Early Ibanez Artists

Early Ibanez Artists

Guitar Gavel Lick Of The Week with Adam Gray

Adam provides a wonderful lesson on Sting’s “Shape Of My Heart”. Such a beautiful song, and a delightful fingerpicking exercise. Thank you Adam for your precise tutorial and making this a very approachable song. WARNING: requires some hand stretches… before you do the stretches.

It’s late Monday night, the day before you receive the newsletter, and I’m fresh off the road from Nashville visiting the Amigos Guitar Show this past weekend. I met a ton of great people and drooled over some amazing guitars, but I’ll be the first to admit that after seeing a gazillion Strats and Les Pauls they really become watered down in my eyes. That’s a polite way of saying they get boring. Fender and Gibson purists may find those remarks repulsive, and I may have just lost a few subscribers :-), so to save face I’ll first post some incredible Gibson eye-candy. However, I’m generally on the lookout for less mainstream guitars, not necessarily the oddballs, but guitars that are somewhat off the beaten path so the highlight of this issue is a couple of smokin’ early Ibanez signature models which we’ll get to quickly. But first… a 1959 Les Paul burst being offered at $475,000.


Next, an immaculate Trini Lopez Standard (I think it was 1968). Priced somewhere in the $10,000-$12,000 range.

Now onto the Ibanez guitars that really strummed a chord. The Bob Weir Standard and Randy Scruggs. Bob Weir was the first Ibanez endorsed artist with his model 2680 in 1975. Ibanez followed-up signature models for George Benson in 1977 and Paul Stanley in 1978. All of their guitars were original designs and marked the beginning of Ibanez’ departure from the copy guitar game.  Side note- the Paul Stanley Iceman was first introduced in 1975 with his name being attached to the guitar in 1978.

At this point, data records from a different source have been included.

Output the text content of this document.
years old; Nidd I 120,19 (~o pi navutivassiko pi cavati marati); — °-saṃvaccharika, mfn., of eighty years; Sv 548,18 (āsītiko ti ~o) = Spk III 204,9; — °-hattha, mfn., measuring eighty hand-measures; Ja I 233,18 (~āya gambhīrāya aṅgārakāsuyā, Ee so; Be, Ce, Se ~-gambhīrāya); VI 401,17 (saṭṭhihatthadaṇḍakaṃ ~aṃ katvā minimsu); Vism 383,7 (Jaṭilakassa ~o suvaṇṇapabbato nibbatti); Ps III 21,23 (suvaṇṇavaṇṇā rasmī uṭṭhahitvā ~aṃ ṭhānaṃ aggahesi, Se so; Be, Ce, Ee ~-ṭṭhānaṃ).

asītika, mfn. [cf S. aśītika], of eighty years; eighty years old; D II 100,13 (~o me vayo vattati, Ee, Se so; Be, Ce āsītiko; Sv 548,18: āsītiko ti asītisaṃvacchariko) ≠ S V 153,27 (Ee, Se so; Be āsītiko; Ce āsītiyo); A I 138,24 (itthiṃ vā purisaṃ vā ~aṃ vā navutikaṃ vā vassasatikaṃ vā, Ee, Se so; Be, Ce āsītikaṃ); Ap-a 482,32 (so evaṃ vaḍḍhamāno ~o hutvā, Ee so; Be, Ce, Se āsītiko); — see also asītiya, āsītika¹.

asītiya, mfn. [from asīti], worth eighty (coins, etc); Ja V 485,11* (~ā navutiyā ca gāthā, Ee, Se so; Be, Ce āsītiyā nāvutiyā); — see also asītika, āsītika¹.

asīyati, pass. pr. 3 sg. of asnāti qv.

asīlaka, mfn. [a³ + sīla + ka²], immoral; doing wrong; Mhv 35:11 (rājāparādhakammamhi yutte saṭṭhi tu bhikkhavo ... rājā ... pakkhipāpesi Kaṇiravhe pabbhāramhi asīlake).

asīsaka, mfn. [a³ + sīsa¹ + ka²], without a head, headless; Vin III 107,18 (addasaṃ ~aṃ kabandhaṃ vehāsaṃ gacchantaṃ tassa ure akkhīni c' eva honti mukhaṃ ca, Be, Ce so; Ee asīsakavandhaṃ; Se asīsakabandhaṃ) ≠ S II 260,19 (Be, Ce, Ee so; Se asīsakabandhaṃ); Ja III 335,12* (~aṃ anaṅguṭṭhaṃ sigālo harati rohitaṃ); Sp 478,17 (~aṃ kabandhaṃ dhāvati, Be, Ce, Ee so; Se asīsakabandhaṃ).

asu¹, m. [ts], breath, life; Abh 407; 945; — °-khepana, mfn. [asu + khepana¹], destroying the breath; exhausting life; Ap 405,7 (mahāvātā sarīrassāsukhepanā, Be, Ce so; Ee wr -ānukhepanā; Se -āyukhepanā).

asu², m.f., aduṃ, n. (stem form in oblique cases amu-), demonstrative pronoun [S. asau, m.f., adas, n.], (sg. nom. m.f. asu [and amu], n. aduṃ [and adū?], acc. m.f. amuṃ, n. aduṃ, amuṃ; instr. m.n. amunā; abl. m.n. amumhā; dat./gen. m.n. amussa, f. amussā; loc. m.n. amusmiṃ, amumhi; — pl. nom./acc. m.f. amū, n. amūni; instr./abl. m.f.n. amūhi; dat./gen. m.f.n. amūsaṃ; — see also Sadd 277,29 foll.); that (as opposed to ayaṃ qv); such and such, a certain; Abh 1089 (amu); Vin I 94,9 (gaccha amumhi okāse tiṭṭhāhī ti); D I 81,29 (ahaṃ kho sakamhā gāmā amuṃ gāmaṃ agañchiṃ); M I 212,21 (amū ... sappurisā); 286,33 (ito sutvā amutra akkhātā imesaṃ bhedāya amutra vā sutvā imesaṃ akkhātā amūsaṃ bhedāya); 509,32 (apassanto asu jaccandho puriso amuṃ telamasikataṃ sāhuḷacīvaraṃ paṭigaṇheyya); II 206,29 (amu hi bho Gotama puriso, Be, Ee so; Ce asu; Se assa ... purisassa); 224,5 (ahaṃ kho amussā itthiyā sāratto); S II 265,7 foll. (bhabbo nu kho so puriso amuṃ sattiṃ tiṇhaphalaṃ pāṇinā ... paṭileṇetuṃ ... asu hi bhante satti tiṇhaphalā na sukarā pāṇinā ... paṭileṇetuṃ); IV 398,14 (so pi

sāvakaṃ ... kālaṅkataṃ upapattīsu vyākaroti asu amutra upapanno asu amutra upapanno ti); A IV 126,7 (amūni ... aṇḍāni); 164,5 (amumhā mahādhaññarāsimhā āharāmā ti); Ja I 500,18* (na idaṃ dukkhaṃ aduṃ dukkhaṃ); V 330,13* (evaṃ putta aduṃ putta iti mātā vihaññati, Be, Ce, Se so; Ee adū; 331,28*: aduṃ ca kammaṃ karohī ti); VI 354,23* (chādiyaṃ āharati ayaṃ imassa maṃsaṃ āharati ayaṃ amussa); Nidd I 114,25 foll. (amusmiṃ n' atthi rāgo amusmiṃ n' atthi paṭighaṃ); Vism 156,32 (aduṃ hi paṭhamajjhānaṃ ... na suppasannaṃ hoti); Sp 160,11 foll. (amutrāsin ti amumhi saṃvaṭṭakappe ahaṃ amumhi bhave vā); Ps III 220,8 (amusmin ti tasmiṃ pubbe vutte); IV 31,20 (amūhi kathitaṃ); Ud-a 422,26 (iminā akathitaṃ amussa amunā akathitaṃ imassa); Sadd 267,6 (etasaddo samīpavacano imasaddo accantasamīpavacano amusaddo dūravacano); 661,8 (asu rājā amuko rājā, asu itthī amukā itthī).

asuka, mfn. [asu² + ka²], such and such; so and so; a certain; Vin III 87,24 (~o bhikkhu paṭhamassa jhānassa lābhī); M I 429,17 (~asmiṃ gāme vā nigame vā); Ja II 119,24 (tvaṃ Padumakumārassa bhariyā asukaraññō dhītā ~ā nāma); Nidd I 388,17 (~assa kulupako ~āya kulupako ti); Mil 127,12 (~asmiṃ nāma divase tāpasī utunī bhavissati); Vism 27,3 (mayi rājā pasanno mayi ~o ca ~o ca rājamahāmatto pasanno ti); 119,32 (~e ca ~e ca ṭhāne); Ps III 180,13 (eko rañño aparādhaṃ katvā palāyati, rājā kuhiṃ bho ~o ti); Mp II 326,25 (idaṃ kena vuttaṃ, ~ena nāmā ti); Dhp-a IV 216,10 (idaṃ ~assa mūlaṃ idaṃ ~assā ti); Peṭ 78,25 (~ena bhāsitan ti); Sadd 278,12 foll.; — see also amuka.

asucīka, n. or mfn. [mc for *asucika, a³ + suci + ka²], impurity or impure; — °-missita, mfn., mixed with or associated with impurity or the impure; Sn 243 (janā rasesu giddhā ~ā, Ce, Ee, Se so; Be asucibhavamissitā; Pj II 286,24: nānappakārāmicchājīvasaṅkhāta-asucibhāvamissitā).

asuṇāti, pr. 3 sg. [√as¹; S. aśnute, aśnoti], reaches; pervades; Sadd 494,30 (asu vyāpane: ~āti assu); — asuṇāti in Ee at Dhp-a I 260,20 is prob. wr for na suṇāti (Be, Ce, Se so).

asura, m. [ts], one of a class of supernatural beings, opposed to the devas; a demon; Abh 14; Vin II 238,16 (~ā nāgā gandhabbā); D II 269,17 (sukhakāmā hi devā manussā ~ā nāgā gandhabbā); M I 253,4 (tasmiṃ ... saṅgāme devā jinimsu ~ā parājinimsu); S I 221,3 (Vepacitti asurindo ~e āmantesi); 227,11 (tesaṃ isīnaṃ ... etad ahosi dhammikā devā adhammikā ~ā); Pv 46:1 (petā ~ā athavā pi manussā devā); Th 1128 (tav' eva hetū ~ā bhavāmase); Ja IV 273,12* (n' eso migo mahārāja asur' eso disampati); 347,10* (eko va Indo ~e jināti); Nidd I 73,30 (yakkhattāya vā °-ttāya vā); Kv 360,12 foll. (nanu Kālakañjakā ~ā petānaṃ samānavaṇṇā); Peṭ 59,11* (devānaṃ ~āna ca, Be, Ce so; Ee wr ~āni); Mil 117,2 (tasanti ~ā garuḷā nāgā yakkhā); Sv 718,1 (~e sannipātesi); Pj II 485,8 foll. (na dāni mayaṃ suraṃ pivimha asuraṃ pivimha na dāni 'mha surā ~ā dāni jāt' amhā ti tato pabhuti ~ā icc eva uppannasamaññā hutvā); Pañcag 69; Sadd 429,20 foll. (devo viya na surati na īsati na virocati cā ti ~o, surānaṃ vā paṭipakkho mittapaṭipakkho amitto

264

left- Weir Standard right- Scruggs

A lesser known Ibanez electric from the same era was the Randy Scruggs model 2671. Randy is the middle son of Earl Scruggs. 

Why Randy Scruggs?

Internet rumors suggest Ibanez was courting his dad for a banjo deal which is plausible. In 1975 Ibanez made a few f-style mandolins for Bill Monroe. The extent of Bill’s involvement is questionable, but Ibanez did manage to take pictures of Bill playing one and use them in a few advertisements. 

Randy’s signature guitar first appeared alongside Weir’s in the 1976 Ibanez Professional catalog. Unlike his contemporaries, Scrugg’s guitar was essentially a Les Paul copy.

Or it was essentially the single cut companion to Weir’s (pictured from the show is the Standard with dot inlays, model 2680). Both were ash bodies with a German carve and exhibited the ornate “vine of life” mother of pearl fret inlay that extended into the scroll headstock. Randy’s 2671 sported two Super 70 humbuckers and a phase switch. 


Two years later in 1977 Ibanez trotted out the 2671S, no phase switch, split block inlays and Super 80 humbuckers. The model was short-lived and discontinued after 1978. Various versions included a harmonica bridge and cloud tailpiece, but the carved ash body remained. 

Ibanez 2671 specs: Ash body, Set maple neck, Ebony fretboard, MOP vine inlay, Super 70 humbuckers, 3-way selector, Phase switch, Two volume, two tone controls

Seeing both of these guitars side-by-side was impressive and the Scruggs is the standout of the two in my opinion. Historically speaking, the Weir model, exhibiting the shallow symmetrical double cuts was the first incarnation of Ibanez’ Artist series guitars that debuted a year later in 1976. That style (shown below) was the basis for Weir’s Cowboy Fancy and the epitome of Ibanez style before the 1980s.